Et si on se contentait de définir cette classe qui n'en est pas une comme l'ensemble des personnes (ou des ménages, peu importe) dont les ressources propres couvrent les besoins, par distinction de deux autres ensembles, celui des personnes (ou des ménages) qui ne peuvent couvrir leurs besoins par leurs propres ressources, et ont donc besoin de la solidarité (l'aide sociale), voire de la charité, pour survivre, et celui des personnes (ou des ménages) dont les ressources couvrent non seulement les besoins, mais aussi les envies, et permettent une épargne, une thésaurisation, des investissements ? une telle définition n'a certes rien de scientifique, mais nous permet au moins de nous extirper du fatras rhétorique nimbant les références, voire les appels, à la "classe moyenne". Pierre Bourdieu la définissait comme celle des "agents dominés de la domination", dans une position intermédiaire entre les classes dominantes et les classes dominées (entre la bourgeoisie et le prolétariat, pour parler comme au XIXe siècle). Mais ce n'est pas ainsi que ceux qui s'en réclament la définissent, ou que la définissernt des gens qui ne pourraient s'en prétendre si on s'en tenait à une définition objective de ce qu'elle est, s'en réclament tout de même, comme ce candidat à la succession d'Angela Merkel à la tête de la CDU, Friedrich Merz, cadre dans un fonds d'investissement américain, avec un revenu annuel d'un million d'euros et deux jets privés... et s'autoproclamant de la "classe moyenne"...

Le sociologue Alain Accardo assure (dans le "Monde Diplomatique" de janvier 2020") que "le combat contre le système capitaliste est toujours aussi, en quelque manière, un combat contre une part de soi-même, contre le petit-bourgeois opportuniste qui sommeille en chacun, prêt à s'éveiller à l'appel des sirènes". Et si c'était lui, l'incarnation de la "classe moyenne", ce "petit bourgeois opportuniste" ? La "classe moyenne", en effet, ne se mobilise, ne se radicalise, que par la peur de son déclassement -de sa prolétarisation. Et cette radicalisation peut se faire aussi bien sur la gauche radicale que sur la droite extrême, ce qui en fait la base idéale des populismes, qui peuvent paradoxalement flatter le petit-bourgeois en le rabaissant, en l'identifiant à "ceux d'en bas", aux "laissés pour compte", aux "perdants", en le rassurant sur lui-même, en le convainquant d'être la victime parmi  d'autres d'une conspiration des puissants, des élites, de gouvernements de l'ombre, du Protocole des Sages de Sion, de profiteurs et de pervertisseurs d'un système qui sans ces comploteurs serait fondamentalement bon mais qu'ils rendent fondamentalement mauvais. Cela produit Trump, Orban, Bolsonaro ou Salvini. Et, à défaut de produire une "classe moyenne", produit un électorat qui s'en réclame. Ou un lectorat qui s'en contente. Et des politiciens qui s'en nourrissent.

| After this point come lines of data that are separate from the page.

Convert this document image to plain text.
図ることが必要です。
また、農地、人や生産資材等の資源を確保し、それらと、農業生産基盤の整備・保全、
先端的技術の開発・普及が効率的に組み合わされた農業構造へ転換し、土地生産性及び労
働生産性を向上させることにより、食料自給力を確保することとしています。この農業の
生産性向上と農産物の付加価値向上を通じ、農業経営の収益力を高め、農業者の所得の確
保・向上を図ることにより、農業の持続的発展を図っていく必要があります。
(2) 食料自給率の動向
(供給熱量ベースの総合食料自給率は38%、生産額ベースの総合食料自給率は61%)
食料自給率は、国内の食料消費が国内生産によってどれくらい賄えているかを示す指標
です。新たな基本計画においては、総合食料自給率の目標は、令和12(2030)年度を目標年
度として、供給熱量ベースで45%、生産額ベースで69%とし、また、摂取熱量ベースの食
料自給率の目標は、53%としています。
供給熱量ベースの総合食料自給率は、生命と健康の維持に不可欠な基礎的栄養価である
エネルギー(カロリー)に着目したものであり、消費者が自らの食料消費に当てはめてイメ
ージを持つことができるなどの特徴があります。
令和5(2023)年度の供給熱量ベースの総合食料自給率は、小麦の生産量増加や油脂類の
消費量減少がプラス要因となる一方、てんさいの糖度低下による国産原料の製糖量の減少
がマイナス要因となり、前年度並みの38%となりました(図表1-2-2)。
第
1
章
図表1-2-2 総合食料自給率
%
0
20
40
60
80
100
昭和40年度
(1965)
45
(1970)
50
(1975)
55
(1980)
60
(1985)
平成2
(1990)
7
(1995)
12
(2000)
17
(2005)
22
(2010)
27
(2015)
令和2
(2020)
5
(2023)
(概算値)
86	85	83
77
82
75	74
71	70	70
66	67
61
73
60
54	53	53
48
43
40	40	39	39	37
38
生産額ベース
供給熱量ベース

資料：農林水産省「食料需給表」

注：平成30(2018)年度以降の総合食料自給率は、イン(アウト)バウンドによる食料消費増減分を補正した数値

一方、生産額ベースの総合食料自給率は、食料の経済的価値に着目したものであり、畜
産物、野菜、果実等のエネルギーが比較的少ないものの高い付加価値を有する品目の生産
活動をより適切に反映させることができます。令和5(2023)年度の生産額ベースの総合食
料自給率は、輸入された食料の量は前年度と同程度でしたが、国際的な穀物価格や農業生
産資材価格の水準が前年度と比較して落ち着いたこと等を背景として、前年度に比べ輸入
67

*Le revenu moyen des ménages suisses était de 10'114 francs par mois en 2018, le revenu disponible moyen des ménages moyens (soit de 2,2 personnes) de 6'984 francs par mois en 2017 selon l'Office fédéral de la statistique : c'est ce qui restait du revenu brut moyen après paiement des dépenses obligatoires : impôts, assurances-maladie, autres assurances sociales, pensions alimentaires. La plus grande partie du revenu disponible est consacrée au logement et à ses charges (1463 francs). Suivent les transports (742 francs -les ménages moyens ont une bagnole...), la nourriture et les boissons (636 francs), l'hôtellerie et la restauration (579 francs) les loisirs et la culture (577 francs). Et les ménages moyens ont épargné 1428 francs par mois. Soit  l'équivalent de la rente AVS entière versée à des centaines de milliers de retraités... qui auront besoin des prestations complémentaires pour survivre.